Konfusionstechnik
Was ist die Konfusionstechnik?
Ich bin erstmals auf die Konfusionstechnik gestoßen, als ich versuchte zu verstehen, warum einige von Ericksons Induktionen so ungewöhnlich klingen — fast wie Fehler. Sätze, die sich selbst widersprechen. Gesten, die beginnen und nicht enden. Fragen, auf die keine Antwort möglich ist. Mein erster Impuls war: Das kann doch nicht ernst gemeint sein. Mein zweiter Impuls, nach etwas Lesen: Vielleicht ist das genau der Punkt.

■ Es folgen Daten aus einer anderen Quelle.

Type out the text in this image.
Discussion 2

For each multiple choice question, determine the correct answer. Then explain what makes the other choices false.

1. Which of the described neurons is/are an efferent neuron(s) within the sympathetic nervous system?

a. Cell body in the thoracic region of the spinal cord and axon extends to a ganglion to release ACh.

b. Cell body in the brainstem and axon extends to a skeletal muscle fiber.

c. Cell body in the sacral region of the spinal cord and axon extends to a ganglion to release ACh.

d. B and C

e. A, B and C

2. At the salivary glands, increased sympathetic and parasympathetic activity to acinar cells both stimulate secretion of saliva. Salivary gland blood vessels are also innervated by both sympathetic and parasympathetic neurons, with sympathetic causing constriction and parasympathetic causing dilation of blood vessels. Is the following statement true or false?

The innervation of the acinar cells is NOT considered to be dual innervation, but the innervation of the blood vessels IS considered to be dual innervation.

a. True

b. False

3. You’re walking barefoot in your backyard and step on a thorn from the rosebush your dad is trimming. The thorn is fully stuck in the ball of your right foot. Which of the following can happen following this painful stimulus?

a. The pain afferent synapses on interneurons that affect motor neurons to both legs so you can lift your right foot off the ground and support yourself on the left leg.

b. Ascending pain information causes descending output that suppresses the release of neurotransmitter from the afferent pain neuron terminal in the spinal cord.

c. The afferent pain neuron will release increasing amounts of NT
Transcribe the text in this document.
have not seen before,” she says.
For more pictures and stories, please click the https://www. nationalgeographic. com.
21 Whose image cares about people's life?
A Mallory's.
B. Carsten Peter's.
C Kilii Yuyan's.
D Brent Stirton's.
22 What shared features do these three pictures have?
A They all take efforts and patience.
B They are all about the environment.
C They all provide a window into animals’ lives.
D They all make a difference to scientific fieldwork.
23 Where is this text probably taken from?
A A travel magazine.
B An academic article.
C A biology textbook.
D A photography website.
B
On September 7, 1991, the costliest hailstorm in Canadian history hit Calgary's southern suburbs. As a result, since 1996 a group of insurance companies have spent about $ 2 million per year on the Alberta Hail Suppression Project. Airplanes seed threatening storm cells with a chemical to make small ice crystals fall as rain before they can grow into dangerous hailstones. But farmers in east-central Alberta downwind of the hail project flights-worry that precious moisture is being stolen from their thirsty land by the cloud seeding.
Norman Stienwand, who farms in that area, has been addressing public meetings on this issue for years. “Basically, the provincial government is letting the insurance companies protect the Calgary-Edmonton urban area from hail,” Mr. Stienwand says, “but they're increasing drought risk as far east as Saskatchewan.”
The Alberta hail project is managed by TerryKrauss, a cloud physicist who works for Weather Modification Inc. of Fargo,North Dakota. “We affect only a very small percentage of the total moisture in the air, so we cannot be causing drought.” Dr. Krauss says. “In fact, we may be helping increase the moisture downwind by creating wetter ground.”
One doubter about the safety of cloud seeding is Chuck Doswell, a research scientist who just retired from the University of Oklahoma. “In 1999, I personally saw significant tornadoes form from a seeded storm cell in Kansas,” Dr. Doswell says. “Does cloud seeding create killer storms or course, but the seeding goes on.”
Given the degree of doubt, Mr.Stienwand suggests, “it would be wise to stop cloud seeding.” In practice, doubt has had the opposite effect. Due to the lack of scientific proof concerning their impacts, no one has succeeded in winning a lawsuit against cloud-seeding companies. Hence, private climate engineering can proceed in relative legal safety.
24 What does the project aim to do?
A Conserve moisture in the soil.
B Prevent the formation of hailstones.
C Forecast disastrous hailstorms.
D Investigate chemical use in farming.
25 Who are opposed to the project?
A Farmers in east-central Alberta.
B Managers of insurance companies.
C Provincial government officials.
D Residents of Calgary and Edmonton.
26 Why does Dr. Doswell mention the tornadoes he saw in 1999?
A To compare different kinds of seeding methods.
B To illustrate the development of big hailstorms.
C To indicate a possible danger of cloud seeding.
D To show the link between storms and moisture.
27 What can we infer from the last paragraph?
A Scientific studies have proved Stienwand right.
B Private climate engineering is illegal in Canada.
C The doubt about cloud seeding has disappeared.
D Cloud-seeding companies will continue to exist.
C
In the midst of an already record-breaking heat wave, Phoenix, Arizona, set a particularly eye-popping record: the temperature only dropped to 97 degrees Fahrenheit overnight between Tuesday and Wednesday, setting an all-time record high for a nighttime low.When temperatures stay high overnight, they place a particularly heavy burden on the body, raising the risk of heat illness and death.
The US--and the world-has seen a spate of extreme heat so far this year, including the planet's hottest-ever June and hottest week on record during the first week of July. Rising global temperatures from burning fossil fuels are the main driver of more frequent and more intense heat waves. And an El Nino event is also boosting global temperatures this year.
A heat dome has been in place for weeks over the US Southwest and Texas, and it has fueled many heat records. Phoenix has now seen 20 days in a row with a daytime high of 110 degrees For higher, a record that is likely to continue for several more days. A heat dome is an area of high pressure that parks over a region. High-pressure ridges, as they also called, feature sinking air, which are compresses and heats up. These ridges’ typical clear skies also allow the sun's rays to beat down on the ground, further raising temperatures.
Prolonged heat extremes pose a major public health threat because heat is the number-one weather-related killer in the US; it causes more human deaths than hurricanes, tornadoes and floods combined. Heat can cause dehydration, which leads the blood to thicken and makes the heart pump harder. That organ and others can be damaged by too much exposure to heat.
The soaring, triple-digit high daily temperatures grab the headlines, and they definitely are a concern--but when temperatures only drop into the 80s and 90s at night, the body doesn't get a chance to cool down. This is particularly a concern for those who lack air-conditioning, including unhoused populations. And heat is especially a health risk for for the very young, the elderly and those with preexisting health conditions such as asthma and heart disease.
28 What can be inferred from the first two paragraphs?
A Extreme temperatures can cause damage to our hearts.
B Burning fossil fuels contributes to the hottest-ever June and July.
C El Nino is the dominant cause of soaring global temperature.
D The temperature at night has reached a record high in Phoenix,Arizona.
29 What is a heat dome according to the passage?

Erickson beschrieb die Technik 1964 im American Journal of Clinical Hypnosis (Jg. 6, H. 3, S. 183–207) so: Statt den Verstand zu umgehen, werde er mit widersprüchlichen Angeboten so überflutet, dass er aufgibt, sie zu verarbeiten — und dann, in dem Moment, wo er aktiv nach Orientierung sucht, folge die Suggestion. Sein klassisches Beispiel war der Händedruck: Er beginnt einen Händedruck, unterbricht ihn mitten in der Bewegung — und lässt die Hand des Gegenübers in der Luft hängen, in einem motorischen Niemandsland. Das Bewusstsein will die Sequenz zu Ende bringen, findet keine Fortsetzung, und in diesem Moment kommt die Suggestion: „Bleib jetzt einfach so.”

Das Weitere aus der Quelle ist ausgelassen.